Chocolate OG is an indica dominant strain and is well known for its highly relaxing chemical structure. Chocolate OG is the immaculate cross with Chocolate Rain (Also sounds awesome) and True OG. THC percentages in this strain come close to 30%. 

Chocolate OG delivers flavors with cheesiness and hazelnut but lingers with cocoa aromas. The buds in this strain are nicely capped with icey trichomes. The chocolatey goodness allows you to fall into a euphoric/giggly sensation. 

Chocolate OG effects help to reduce pains, aid in combating insomnia, and other health-filled benefits. Come try this, the Willy Wonka in you is screaming.

Green Crack

Let it be known, you will not become a Dave Chappel skit. Green Crack is only pure energizing sativa. No trace of crack here, whew…

Green Crack is the definition of pure energy, focus, and fun-having good times. Green Crack has incredible cerebral effects and maintains its awe through mouth-watering fruity/mango flavors. Green Crack is a great daytime strain helping fight fatigue and stress. Green Crack is extremely appealing to those needing to get stuff done and have fun doing it.

Grease Monkey

This is an Indica-dominant weed strain resulting from a cross between Gorilla Glue and Cookies and Cream marijuana strains. It is the highest THC percentage flower on our list, with a whopping value of 31%. This value can significantly vary depending on the growth conditions, as already stated.

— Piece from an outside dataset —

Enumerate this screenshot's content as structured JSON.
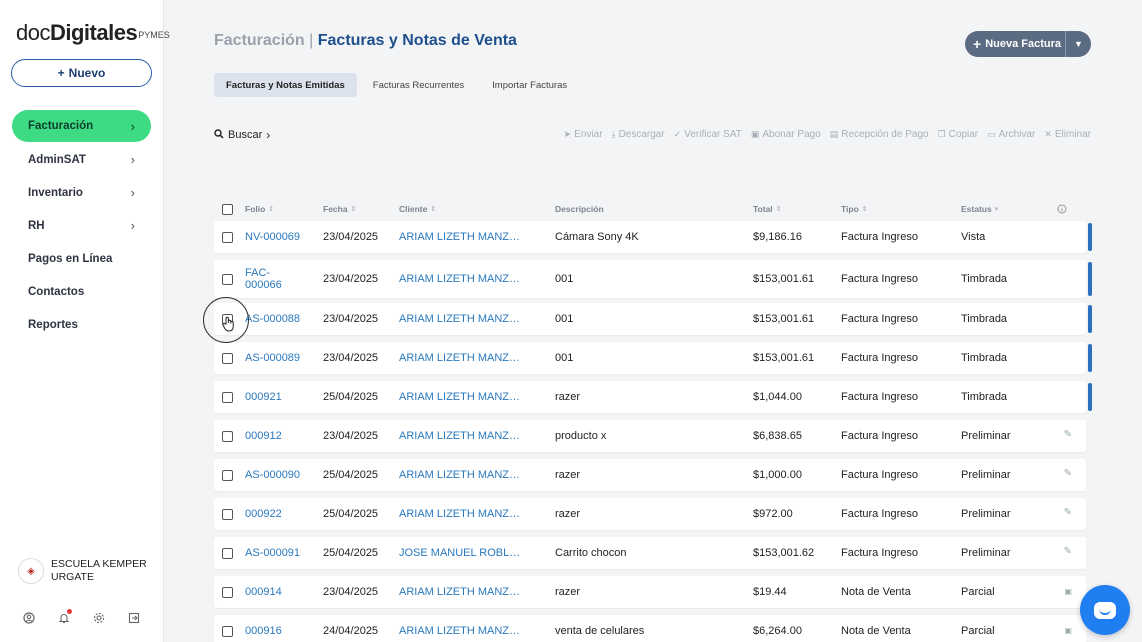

Grease Monkey has a strong aroma of nutty vanilla and skunky diesel. When smoke, the high effect builds behind the eyes and then spreads to the rest of the body. It drives you to a euphoric high characterized by mental calming effects. Medicinally, this strain is a remedy for chronic pain, nausea, insomnia, loss of appetite, etc.

Hell's OG

Hell’s OG buckles down with a heavy, indica dominant breed of the strains Blackberry and OG Kush. Hell’s OG sounds scary at first, but ends up being a citrus flavored, candy-coated treat.

Hell’s OG is known for its psychoactive effects. The strain is well-known to destress consumers from mind and body, allowing for some timeless bliss. Hell's OG has been used to treat PTSD and insomnia. First-timers beware. This stuff is awesomely potent.

Ice Cream Cake

This is a tasty treat I was able to try recently. Almost as relaxing as ice cream on a hot day.

Ice Cream Cake produces large, dense nuggets of golden green. Ice Cream Cake is the cross of Animal Mints and Triangle Kush. The strain mirrors flavors of vanilla for pure delight. The aroma is a classic skunky one. You can expect your sesh to encounter body relaxation and ease you into dreamland. 

Jungle Cake

Ohh! More cake! Just remember, in terms of marijuana, anytime you see cake...get it!

Jungle Cake is the cross of the strains Wifi and Wedding Cake. The strain struts in with light smells of sugar/frosting with pungent fuel.

Jungle is also another on the list to reach up to 30% THC potency. The strength ensures a lasting, powerful high.

Sour Diesel

And last, but most certainly not least. A legendary favorite. Sour Diesel, the popular sativa that just doesn’t slow down. Sour Diesel is a perfect addition to a day of adventure. Sour diesel is a long-lasting strain that will leave you stress-free and relieve any pains you may have.

Being a 90% sativa dominant strain, the high you will feel from Sour Diesel can help you access hallways of creativity. This strain is typically pretty high in THC being between 20-25%. Sour Diesel is rich with citrus flavor and robust gassy smells. The strain is known to help anxiety, depression, and fatigue.